Des ambitions mondiales
Pour autant, plusieurs élus fustigent ce projet, dont l’origine remonte à 2019 lorsque le groupe ADP en avait dévoilé les premiers contours lors du salon aéronautique du Bourget. Ils pointent du doigt les nuisances sonores des taxis aériens, l’impact environnemental de leur exploitation et les enjeux de sécurité, s’appuyant par ailleurs sur un rapport très critique publié par l’autorité environnementale en septembre 2023. «Face à l’opposition du projet, il nous faut encore démontrer l’intérêt du principal usage envisagé à Paris, à savoir le transport sanitaire», admet Edward Arkwright.
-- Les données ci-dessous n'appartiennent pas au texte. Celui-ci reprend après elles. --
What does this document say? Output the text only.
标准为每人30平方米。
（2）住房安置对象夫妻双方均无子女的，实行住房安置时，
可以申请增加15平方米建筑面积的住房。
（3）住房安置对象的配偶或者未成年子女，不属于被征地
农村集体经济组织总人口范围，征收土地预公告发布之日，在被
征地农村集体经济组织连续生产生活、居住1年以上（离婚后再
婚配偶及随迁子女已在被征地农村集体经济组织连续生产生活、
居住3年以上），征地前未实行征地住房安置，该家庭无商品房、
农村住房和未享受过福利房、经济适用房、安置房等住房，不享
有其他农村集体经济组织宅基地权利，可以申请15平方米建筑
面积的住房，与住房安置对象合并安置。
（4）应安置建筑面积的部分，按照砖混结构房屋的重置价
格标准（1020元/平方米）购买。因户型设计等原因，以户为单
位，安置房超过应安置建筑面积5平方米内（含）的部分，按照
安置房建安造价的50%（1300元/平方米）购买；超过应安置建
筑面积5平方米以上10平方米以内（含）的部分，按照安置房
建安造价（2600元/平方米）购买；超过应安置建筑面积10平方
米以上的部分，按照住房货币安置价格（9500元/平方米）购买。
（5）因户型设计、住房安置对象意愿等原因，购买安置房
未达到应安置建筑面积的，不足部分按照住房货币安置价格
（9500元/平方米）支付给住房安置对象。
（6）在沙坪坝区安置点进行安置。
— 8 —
Et le dirigeant d’insister : «Lorsque le VTOL fera la démonstration de son intérêt face aux ambulances, qui peuvent se retrouver dans des bouchons, et aux hélicoptères, bruyants et polluants, alors je parie que les oppositions seront bien moins nombreuses». De nombreux projets similaires ont vu le jour dans le monde, en particulier au Moyen-Orient et en Asie. Au-delà des JOP, Volocopter misent sur des vols à Rome (Italie) à partir de la fin 2024 à l’occasion du Jubilé 2025, ainsi qu’à Osaka (Japon) lors de l’exposition universelle de 2025. Quant au groupe ADP, il suit de très près un certain nombre d'appels d'offres.